I'm sorry, but you are incorrect. Traffic ratios generally are not part of peering deliberations. Just look at the article Lee links to: The folly of peering ratios. You can also derive this from the member lists of European Internet Exchange Points and the participants in routeservers of these exchanges. In addition you can evaluate a large number of peering policies of ISPs that do not state a peering ratio, though quite a few do. PCH evaluated 144,000 peering agreements for an OECD study and found that 99,5% were done without a written contract and on a handshake basis, therefore without ratios. There is also no logical support for the idea as traffic going one way or the other doesn't cost anymore and the balance in traffic is irrelevant as equipment needs to be bought on a peak transfer capacity. So if your peak traffic is 9.5Gbit/s you need a 10Gbit/s interface (actually more), regardless of the traffic going the other way being 10:1 or 2:1 or 1:1.

In addition traffic ratios were in the past used by the likes of Level 3 to see who was big enough to peer with them, stating that the maximum difference was 3:1 or something similar. Now it is the other way round with the likes of Comcast stating that anyone sending 3:1 or similar to Comcast has to pay. Just shows that in a decade the market turned around from transit oriented to access oriented.

"The Folly of Peering Ratios" is a position document. It presents arguments for peering ratios and then it presents counter arguments against them. I don't read it as the proof of your position that you suggest it is. I will stand by my original assertion: traffic ratios *have* historically been an integral part of determining whether or not to peer on a settlement-free basis.

Regarding the figures you mention (144,000 peering agreements, and 99.5% being handshake agreements): I would guess those are collected from smaller ISPs that are interconnecting with each other at open peering IXs? That's the only way I could account for those types of numbers. In terms of Cogent-Comcast: are you suggesting that interconnection agreement is a hand-shake deal and that traffic ratios is not one of the commercial terms? I doubt that's the case based on the reporting.

Regarding whether or not there is a "logical support" for traffic ratios: that's an argument that is up for debate depending on what side of the traffic imbalance you sit. Clearly in the case of Comcast, they don't find it commercially advantageous to add ports on their interconnections with the likes of Cogent, when Cogent is massively out of balance (and Cogent has a history of these types of disputes too). Let the market decide how to cure that problem (as it has with Comcast-Netflix ...).
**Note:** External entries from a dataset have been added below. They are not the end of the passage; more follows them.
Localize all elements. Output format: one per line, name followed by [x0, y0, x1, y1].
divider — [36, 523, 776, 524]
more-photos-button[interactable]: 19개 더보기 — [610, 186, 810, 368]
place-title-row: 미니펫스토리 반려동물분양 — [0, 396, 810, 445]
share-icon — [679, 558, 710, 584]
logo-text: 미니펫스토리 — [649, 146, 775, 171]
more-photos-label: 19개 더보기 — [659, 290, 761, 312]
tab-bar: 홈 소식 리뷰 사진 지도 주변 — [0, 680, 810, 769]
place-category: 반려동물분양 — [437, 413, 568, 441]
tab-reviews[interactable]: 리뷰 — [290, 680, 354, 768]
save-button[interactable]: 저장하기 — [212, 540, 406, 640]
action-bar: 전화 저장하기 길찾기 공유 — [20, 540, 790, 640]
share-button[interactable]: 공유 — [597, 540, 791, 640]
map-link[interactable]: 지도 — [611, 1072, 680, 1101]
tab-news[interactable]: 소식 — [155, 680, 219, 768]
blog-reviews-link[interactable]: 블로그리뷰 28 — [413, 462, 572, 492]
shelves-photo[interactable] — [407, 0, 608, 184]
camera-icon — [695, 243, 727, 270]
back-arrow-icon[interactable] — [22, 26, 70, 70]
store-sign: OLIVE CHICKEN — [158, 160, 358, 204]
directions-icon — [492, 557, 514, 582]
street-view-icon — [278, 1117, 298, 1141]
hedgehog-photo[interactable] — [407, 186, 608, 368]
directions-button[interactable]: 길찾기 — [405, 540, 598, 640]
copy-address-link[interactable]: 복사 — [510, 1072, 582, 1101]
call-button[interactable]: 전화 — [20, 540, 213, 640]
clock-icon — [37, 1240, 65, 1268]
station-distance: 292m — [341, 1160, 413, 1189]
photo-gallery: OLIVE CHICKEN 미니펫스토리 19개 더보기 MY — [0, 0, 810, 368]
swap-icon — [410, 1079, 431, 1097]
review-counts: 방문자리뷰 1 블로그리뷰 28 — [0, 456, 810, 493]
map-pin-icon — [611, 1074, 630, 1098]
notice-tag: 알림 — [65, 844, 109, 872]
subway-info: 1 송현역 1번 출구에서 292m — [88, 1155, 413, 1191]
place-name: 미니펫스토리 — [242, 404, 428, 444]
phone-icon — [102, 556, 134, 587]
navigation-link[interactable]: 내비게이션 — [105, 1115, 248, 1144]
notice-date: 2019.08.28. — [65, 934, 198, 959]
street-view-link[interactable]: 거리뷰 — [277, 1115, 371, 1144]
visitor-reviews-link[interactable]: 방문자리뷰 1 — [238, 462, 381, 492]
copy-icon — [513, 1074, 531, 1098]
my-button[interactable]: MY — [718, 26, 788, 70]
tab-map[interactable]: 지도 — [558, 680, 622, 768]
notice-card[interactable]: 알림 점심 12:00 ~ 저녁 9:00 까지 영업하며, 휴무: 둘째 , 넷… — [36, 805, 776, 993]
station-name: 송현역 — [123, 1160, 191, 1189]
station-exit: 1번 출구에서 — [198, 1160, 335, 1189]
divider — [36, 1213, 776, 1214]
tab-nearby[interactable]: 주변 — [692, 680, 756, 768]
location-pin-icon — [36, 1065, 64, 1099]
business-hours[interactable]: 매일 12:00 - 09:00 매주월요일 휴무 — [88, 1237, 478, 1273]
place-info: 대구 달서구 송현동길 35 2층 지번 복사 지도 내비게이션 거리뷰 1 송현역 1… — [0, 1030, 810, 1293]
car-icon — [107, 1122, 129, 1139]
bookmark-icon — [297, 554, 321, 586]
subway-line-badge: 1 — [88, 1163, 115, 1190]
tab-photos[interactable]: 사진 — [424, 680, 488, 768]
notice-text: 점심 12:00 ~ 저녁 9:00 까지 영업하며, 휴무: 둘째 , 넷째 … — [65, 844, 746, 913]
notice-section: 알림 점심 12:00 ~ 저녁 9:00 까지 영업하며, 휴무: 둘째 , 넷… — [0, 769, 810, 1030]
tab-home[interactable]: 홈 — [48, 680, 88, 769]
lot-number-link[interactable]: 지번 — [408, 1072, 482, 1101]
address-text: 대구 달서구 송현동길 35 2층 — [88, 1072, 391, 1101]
I've said elsewhere: Timothy Lee is the Rush Limbaugh of the Internets. He is about generating outrage. He knows what the average geek wants to hear, and then tells them how it's exactly right and that their geniuses for believing it. Oh, but watch out for those shadowy evil interests lurking in the corner!

good analogy

Timothy B Lee's name is unfortunate. I can't read him without repeatedly thinking he invented the World Wide Web, even though I know he didn't.

Ha! Thanks. All this time I had been assuming that this guy invented the web. I was surprised that such a luminary was writing these articles, but too stupid to realize he wasn't...

Compare all medical costs per patient in the States of California and Massachusetts. They are almost adjacent to one another on the national cost of living index (with pesky RI in between). MA spends more than three thousand dollars a year per person than California. Given its 6.6 million population, that's over $18 billion "extra." That's to save 320 lives, or $57 million a life. This does not account for improving pain levels, functionality, etc., but it's a figure that suggests Massachusetts citizens (Massachusettites? Massachusettians?) pay way too much of health insurance.